İnsan hafızası tuhaf…
Haberi okuduğum an 35 yıl öncesine döndüm…
1987 yılına…
DUVARDAKİ HERHANGİ BİR TUĞLA MI ÇEKİLDİ
O an küçük şahsi tarihimin duvarında bir tuğlanın eksildiğini
hissettim.
Pink Floyd şarkısındaki gibi…
“Another Brick in The Wall…”
Hayır herhangi bir tuğla değil…
Bir tuğla çekildi ve insanlık tarihinin en dramatik duvarı çöktü…

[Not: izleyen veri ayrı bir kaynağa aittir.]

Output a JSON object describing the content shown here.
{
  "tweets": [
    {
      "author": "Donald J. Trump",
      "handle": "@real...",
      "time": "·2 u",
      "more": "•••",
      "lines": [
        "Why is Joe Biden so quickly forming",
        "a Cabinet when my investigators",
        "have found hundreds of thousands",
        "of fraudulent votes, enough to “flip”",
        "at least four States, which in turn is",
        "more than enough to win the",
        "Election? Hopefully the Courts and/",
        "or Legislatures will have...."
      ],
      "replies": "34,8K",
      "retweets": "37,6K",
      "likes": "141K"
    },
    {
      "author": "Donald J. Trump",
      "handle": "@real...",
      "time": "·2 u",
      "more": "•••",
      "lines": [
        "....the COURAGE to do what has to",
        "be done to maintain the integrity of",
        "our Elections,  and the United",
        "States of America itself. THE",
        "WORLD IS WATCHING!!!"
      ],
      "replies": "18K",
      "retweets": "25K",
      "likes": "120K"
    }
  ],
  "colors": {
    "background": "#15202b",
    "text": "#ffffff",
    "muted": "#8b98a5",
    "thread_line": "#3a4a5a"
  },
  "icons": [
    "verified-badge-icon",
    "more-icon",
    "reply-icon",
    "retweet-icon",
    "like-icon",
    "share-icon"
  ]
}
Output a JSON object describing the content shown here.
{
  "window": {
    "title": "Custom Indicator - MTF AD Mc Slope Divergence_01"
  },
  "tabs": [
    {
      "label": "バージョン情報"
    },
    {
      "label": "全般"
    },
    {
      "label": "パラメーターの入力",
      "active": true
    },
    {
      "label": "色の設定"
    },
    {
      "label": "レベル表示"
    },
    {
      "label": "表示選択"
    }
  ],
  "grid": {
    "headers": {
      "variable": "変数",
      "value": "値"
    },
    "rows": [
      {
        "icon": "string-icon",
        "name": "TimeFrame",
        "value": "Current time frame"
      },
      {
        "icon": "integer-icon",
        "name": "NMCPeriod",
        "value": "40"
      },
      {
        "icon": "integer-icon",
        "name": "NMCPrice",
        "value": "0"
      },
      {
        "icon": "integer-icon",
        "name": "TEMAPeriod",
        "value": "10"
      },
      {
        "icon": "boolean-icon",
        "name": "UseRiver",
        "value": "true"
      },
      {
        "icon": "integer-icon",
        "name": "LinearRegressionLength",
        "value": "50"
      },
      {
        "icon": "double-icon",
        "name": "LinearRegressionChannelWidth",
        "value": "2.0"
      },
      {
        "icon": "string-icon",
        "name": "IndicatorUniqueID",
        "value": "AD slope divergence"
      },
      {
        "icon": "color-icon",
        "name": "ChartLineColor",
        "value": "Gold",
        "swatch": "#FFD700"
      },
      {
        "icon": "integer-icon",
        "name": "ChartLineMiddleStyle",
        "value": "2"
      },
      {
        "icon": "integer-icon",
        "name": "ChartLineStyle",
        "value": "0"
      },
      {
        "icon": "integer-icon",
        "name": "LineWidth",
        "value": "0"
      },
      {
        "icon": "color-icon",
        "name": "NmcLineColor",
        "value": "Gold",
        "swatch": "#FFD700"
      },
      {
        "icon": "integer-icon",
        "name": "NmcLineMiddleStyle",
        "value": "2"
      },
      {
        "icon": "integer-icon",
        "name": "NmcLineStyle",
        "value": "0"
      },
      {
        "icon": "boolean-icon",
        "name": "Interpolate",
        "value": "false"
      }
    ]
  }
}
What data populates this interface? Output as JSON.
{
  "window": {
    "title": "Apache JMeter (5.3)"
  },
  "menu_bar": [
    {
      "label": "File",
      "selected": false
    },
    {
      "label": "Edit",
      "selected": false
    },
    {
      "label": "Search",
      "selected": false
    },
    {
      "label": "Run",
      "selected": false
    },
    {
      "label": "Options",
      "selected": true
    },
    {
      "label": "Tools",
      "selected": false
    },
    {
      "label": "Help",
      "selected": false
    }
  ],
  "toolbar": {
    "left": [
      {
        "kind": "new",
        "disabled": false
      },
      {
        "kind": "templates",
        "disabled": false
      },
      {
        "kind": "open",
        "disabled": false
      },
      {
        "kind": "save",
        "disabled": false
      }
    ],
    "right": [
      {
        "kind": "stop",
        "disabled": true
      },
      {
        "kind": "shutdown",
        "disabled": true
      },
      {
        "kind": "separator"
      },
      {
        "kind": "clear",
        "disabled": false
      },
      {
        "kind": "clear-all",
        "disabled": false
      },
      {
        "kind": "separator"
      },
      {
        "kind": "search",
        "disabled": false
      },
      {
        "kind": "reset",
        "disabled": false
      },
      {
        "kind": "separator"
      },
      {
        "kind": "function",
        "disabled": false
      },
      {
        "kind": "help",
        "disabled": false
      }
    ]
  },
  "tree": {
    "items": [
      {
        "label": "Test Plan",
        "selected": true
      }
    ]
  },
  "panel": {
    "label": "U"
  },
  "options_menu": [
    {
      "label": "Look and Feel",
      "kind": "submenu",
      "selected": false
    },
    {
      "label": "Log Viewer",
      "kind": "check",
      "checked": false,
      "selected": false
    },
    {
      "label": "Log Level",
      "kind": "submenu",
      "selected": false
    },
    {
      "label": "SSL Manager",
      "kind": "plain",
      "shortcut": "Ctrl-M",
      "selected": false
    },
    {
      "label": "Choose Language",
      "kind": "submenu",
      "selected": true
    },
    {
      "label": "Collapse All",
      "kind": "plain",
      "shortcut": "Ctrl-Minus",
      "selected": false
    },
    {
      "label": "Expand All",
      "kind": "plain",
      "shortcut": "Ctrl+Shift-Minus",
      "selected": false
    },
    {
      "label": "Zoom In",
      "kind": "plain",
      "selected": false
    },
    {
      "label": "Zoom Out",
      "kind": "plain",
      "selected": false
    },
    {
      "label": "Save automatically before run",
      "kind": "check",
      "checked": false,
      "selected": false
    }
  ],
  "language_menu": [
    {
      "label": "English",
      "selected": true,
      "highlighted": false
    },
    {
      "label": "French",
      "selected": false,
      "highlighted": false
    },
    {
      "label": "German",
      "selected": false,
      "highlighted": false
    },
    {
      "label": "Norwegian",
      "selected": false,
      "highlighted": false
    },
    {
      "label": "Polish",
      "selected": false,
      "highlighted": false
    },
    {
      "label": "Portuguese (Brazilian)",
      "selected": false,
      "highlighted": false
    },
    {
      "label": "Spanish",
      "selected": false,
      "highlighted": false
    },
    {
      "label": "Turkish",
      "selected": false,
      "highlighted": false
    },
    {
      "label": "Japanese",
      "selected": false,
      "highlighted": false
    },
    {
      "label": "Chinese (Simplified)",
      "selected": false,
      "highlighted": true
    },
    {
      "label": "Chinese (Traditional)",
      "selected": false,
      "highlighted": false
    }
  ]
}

DÜNYAYI DEĞİŞTİREN 2 KELİME: “GLASNOST” VE “PERESTROİKA”
Tuğlayı çeken Gorbaçov’du ve yıl 1987’di…
O yıl, Sovyetler Birliği’nin sonunu getiren iki kelimeyi dünyanın siyasi hafızasına sokmuştu:
“Glasnost”…Yani “Şeffaflık…”
“Perestroika”…Yani “Yeniden yapılanma…”
O yıl Kızıl Meydan, kızıl tarihinin, yani Sovyet İhtilali’nin 70’inci yılını kutluyordu.
O AN SOL TARAFTA AYAKTA TÖRENİ İZLEYEN 3 GAZETECİ
Bu iki kelimeyi ağzından çıkaran Gorbaçov, Lenin Mozolesi’nin
üzerindeki Sovyet Nomenklaturasının içindeydi.
Lenin’in mumyasının yattığı o mozolenin hemen sol tarafında , ünlü Sovyet devrimcilerinin mezarlarının önünde 3 Türk gazeteci de bu tarihi ana tanıklık ediyordu.